Sunday, October 9, 2022

Big Day and what's going on

 Despite being the Sunday of a holiday weekend (Monday, October 10, is Thanksgiving Day in Canada), the port was going almost full out with activity today (October 9).

Arriving for Pier 9C with RoRo cargo was the United States flagged Liberty. A 61,321 gt, 19,628 dwt ship, it was built in 2006 by Mitsubishi, Nagasaki and has a capacity of 6,354 RT43 sized cars. It also has a 235 tonne capacity stern ramp.

The ship was originally Wilhelmsen's Topeka, but in 2017 it was assigned to their United States operation American Roll-On Roll-Off Carriers (ARC), with ship management by TOTE. Although it sometimes carries priority US government cargo, it also works on Wallenius Wilhelmsen Ocean's regular car carrying routes. (It has called here numerous times under both names.) 

Its last port on this trip was Bremerhaven. When it completes its RoRo work at Pier 9C, it will move to Autoport to offload cars.

Following close behind for PSA Halifax's Atlantic Hub (South End Terminal) was MSC Poh Lin on the Mediterranean Shipping Co's Turkey-Greece to United States service, via MSC's own hub in Sines, Portugal. [Sailing from the South End terminal was CMA CGM Magellan a 13,880 TEU ship.]


Dating from 2004 when it was built by Hyundai Samho, it is a 54,774 gt, 66,786 dwt ship with a capacity of 4862 TEU.
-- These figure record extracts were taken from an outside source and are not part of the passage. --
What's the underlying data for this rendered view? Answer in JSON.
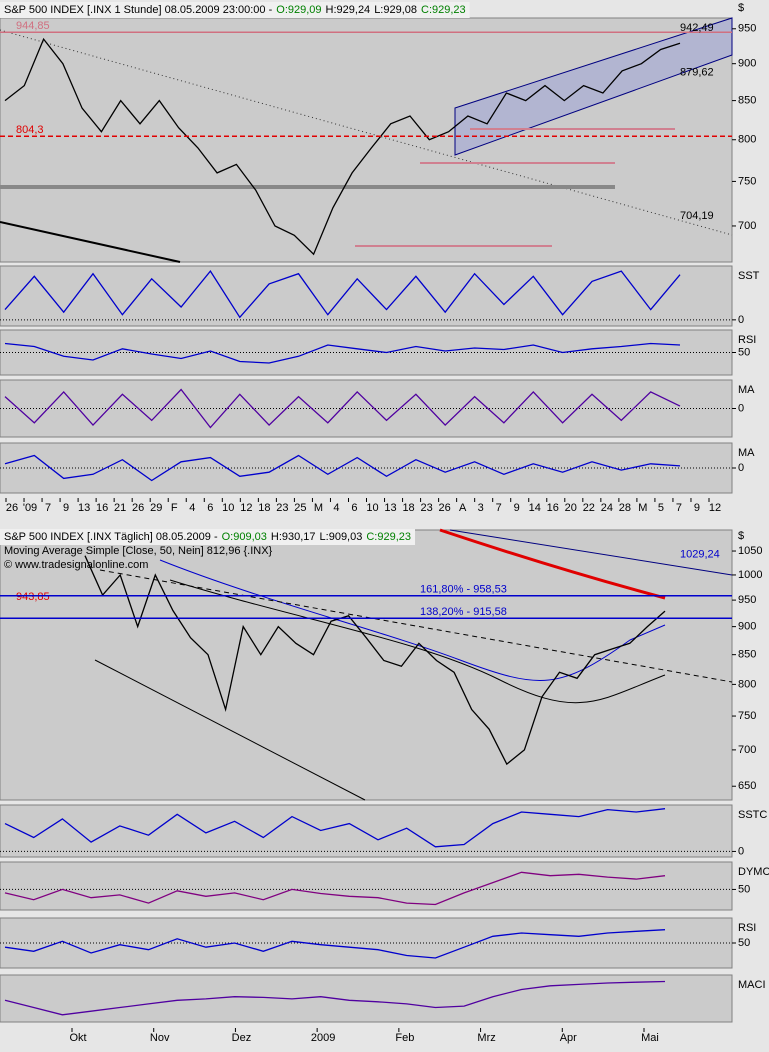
{
  "chart_data": [
    {
      "type": "line",
      "currency_label": "$",
      "header": [
        {
          "text": "S&P 500 INDEX [.INX 1 Stunde] 08.05.2009 23:00:00 -",
          "color": "#000000"
        },
        {
          "text": "O:929,09",
          "color": "#008000"
        },
        {
          "text": "H:929,24",
          "color": "#000000"
        },
        {
          "text": "L:929,08",
          "color": "#000000"
        },
        {
          "text": "C:929,23",
          "color": "#008000"
        }
      ],
      "values": [
        850,
        870,
        935,
        900,
        840,
        810,
        850,
        820,
        850,
        815,
        790,
        760,
        770,
        740,
        700,
        690,
        670,
        720,
        760,
        790,
        820,
        830,
        800,
        810,
        830,
        820,
        860,
        850,
        870,
        850,
        870,
        860,
        890,
        900,
        920,
        929
      ],
      "color": "#000000",
      "log_scale": true,
      "ylim": [
        662,
        966
      ],
      "yticks": [
        700,
        750,
        800,
        850,
        900,
        950
      ],
      "levels": [
        {
          "value": 944.85,
          "label": "944,85",
          "color": "#d07080",
          "side": "left",
          "line": true
        },
        {
          "value": 804.3,
          "label": "804,3",
          "color": "#e00000",
          "side": "left",
          "line": true
        },
        {
          "value": 942.49,
          "label": "942,49",
          "color": "#000000",
          "side": "right",
          "line": false
        },
        {
          "value": 879.62,
          "label": "879,62",
          "color": "#000000",
          "side": "right",
          "line": false
        },
        {
          "value": 704.19,
          "label": "704,19",
          "color": "#000000",
          "side": "right",
          "line": false
        }
      ],
      "xtick_labels": [
        "26",
        "'09",
        "7",
        "9",
        "13",
        "16",
        "21",
        "26",
        "29",
        "F",
        "4",
        "6",
        "10",
        "12",
        "18",
        "23",
        "25",
        "M",
        "4",
        "6",
        "10",
        "13",
        "18",
        "23",
        "26",
        "A",
        "3",
        "7",
        "9",
        "14",
        "16",
        "20",
        "22",
        "24",
        "28",
        "M",
        "5",
        "7",
        "9",
        "12"
      ]
    },
    {
      "type": "line",
      "panel_label": "SST",
      "values": [
        20,
        85,
        15,
        90,
        10,
        80,
        25,
        95,
        5,
        70,
        90,
        10,
        80,
        20,
        85,
        15,
        90,
        30,
        85,
        10,
        75,
        95,
        20,
        88
      ],
      "color": "#0000cc",
      "ylim": [
        -12,
        105
      ],
      "yticks": [
        0
      ]
    },
    {
      "type": "line",
      "panel_label": "RSI",
      "values": [
        62,
        58,
        45,
        40,
        55,
        48,
        42,
        52,
        38,
        36,
        45,
        60,
        55,
        50,
        58,
        52,
        56,
        54,
        60,
        50,
        55,
        58,
        62,
        60
      ],
      "color": "#0000cc",
      "ylim": [
        20,
        80
      ],
      "yticks": [
        50
      ]
    },
    {
      "type": "line",
      "panel_label": "MA",
      "values": [
        5,
        -6,
        7,
        -7,
        6,
        -5,
        8,
        -8,
        6,
        -7,
        5,
        -6,
        7,
        -5,
        6,
        -7,
        5,
        -6,
        7,
        -6,
        6,
        -5,
        7,
        1
      ],
      "color": "#5000a0",
      "ylim": [
        -12,
        12
      ],
      "yticks": [
        0
      ]
    },
    {
      "type": "line",
      "panel_label": "MA",
      "values": [
        2,
        6,
        -5,
        -3,
        4,
        -6,
        3,
        5,
        -4,
        -2,
        6,
        -3,
        5,
        -4,
        4,
        -2,
        3,
        -3,
        2,
        -2,
        3,
        -1,
        2,
        1
      ],
      "color": "#0000cc",
      "ylim": [
        -12,
        12
      ],
      "yticks": [
        0
      ]
    },
    {
      "type": "line",
      "currency_label": "$",
      "header": [
        {
          "text": "S&P 500 INDEX [.INX Täglich] 08.05.2009 -",
          "color": "#000000"
        },
        {
          "text": "O:909,03",
          "color": "#008000"
        },
        {
          "text": "H:930,17",
          "color": "#000000"
        },
        {
          "text": "L:909,03",
          "color": "#000000"
        },
        {
          "text": "C:929,23",
          "color": "#008000"
        }
      ],
      "subtitles": [
        "Moving Average Simple [Close, 50, Nein] 812,96 {.INX}",
        "© www.tradesignalonline.com"
      ],
      "values": [
        1040,
        960,
        1000,
        900,
        1000,
        930,
        880,
        850,
        760,
        900,
        850,
        900,
        870,
        850,
        910,
        920,
        880,
        840,
        830,
        870,
        840,
        820,
        760,
        730,
        680,
        700,
        780,
        820,
        810,
        850,
        860,
        870,
        900,
        929
      ],
      "color": "#000000",
      "log_scale": true,
      "ylim": [
        632,
        1096
      ],
      "yticks": [
        650,
        700,
        750,
        800,
        850,
        900,
        950,
        1000,
        1050
      ],
      "levels": [
        {
          "value": 943.85,
          "label": "943,85",
          "color": "#e00000",
          "side": "left",
          "line": false
        },
        {
          "value": 958.53,
          "label": "161,80% - 958,53",
          "color": "#0000cc",
          "side": "mid",
          "line": true
        },
        {
          "value": 915.58,
          "label": "138,20% - 915,58",
          "color": "#0000cc",
          "side": "mid",
          "line": true
        },
        {
          "value": 1029.24,
          "label": "1029,24",
          "color": "#0000cc",
          "side": "right",
          "line": false
        }
      ],
      "xtick_labels": [
        "Okt",
        "Nov",
        "Dez",
        "2009",
        "Feb",
        "Mrz",
        "Apr",
        "Mai"
      ]
    },
    {
      "type": "line",
      "panel_label": "SSTC",
      "values": [
        60,
        30,
        70,
        20,
        55,
        35,
        80,
        40,
        65,
        30,
        75,
        45,
        60,
        25,
        50,
        10,
        15,
        60,
        85,
        80,
        75,
        90,
        85,
        92
      ],
      "color": "#0000cc",
      "ylim": [
        -12,
        100
      ],
      "yticks": [
        0
      ]
    },
    {
      "type": "line",
      "panel_label": "DYMC",
      "values": [
        45,
        35,
        50,
        38,
        42,
        30,
        48,
        40,
        45,
        35,
        50,
        44,
        40,
        38,
        30,
        28,
        45,
        60,
        75,
        70,
        72,
        68,
        65,
        70
      ],
      "color": "#800080",
      "ylim": [
        20,
        90
      ],
      "yticks": [
        50
      ]
    },
    {
      "type": "line",
      "panel_label": "RSI",
      "values": [
        45,
        40,
        52,
        38,
        48,
        42,
        55,
        45,
        50,
        40,
        52,
        48,
        45,
        42,
        35,
        32,
        45,
        58,
        62,
        60,
        58,
        62,
        64,
        66
      ],
      "color": "#0000cc",
      "ylim": [
        20,
        80
      ],
      "yticks": [
        50
      ]
    },
    {
      "type": "line",
      "panel_label": "MACI",
      "values": [
        -10,
        -20,
        -30,
        -25,
        -20,
        -15,
        -10,
        -8,
        -5,
        -6,
        -8,
        -5,
        -10,
        -12,
        -15,
        -20,
        -18,
        -5,
        5,
        10,
        12,
        14,
        15,
        16
      ],
      "color": "#5000a0",
      "ylim": [
        -40,
        25
      ]
    }
  ]
}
PSA's north end terminal, Fairview Cove, handled the NYK Romulus arriving late in the morning, for THE Alliance's route from North Europe.

At the deep water piers of Ocean Terminal, which has been seeing lots of cruise ships lately (although there were none today), there were two cargo ships.

At Pier 27 it was Onego Duero with a cargo of steel rails from Poland for the Canadian National Railway. The ship arrived yesterday, October 8, from Szczecin.

 A typical multi-purpose type, it was built in 2012 by Jiangsu Yangzi Changbo Shipbuilding in Jingjiang, China. The 6351 gt, 9770 dwt ship carries a pair of 80 tonne SWL cranes. Originally named Pietro Benedetti it was renamed Antonia in 2019 and acquired its current name in 2021.

Also arriving yesterday at the adjacent Pier 28 was the Iberian Bulker a (chartered) member of the well known Lauritzen company.

 The I-S Shipyard in Imabari, Japan built the 23,242 gt, 37,668 dwt bulker in 2017.  I believe it is also Japanese owned, but operating within the Lauritzen Bulk Carriers pool of up to 100 chartered and owned ships. Lauritzen also operates reefers and other ships such as LPG tankers. The Danish company is best known as owners of the "Dan" ships that pioneered winter navigation on the St.Lawrence River in the early 1960s. [See my post of June 11, 2018.]

The ship is provided with four 30 tonne SWL cargo cranes and may also have grabs. They were not visible as the hatches were open and blocked the view of the crane pedestal bases where the grabs would be stowed. The ship arrived in ballast from Norfolk,VA and is loading cargo from the Halifax Grain Elevator. Lately the elevator has been handling soy beans, which arrive by rail, and wood pellets which arrive by truck. From the type of ship and the dust raised when loading, I would guess wood pellets.

These may be among the last photos of Pier 27-28 from this vantage point (bad as it is.) New construction has started in the Pier 29 area as part of the expansion and re-organizaiton of the rail lines and buildings within the South End terminal. A wonderfully vague sign gives no notion of specifically what is going on except that this view will eventually be blocked. I believe the plan may also be to block public thoroughfare in the area too. The present well travelled road is actually port property, and I doubt that there is any established public right of way, despite more than fifty years of public access. Nevertheless the sign must be directed at the public, even though is nearly invisible as it is parallel to the traffic.

The sign is a tribute to whoever got the City, the Port and the Canadian Government to all agree on wording. That is why it gives no useful information, but does hint at the reduction of container truck traffic to and from the port, and between port terminals, by shifting it to rail. Whatever it is that they are doing it should be noted that it is a $48 million dollar Solution. I also guess it is a $48 million gift from the Canadian taxpayers to the Port, PSA and CN Rail.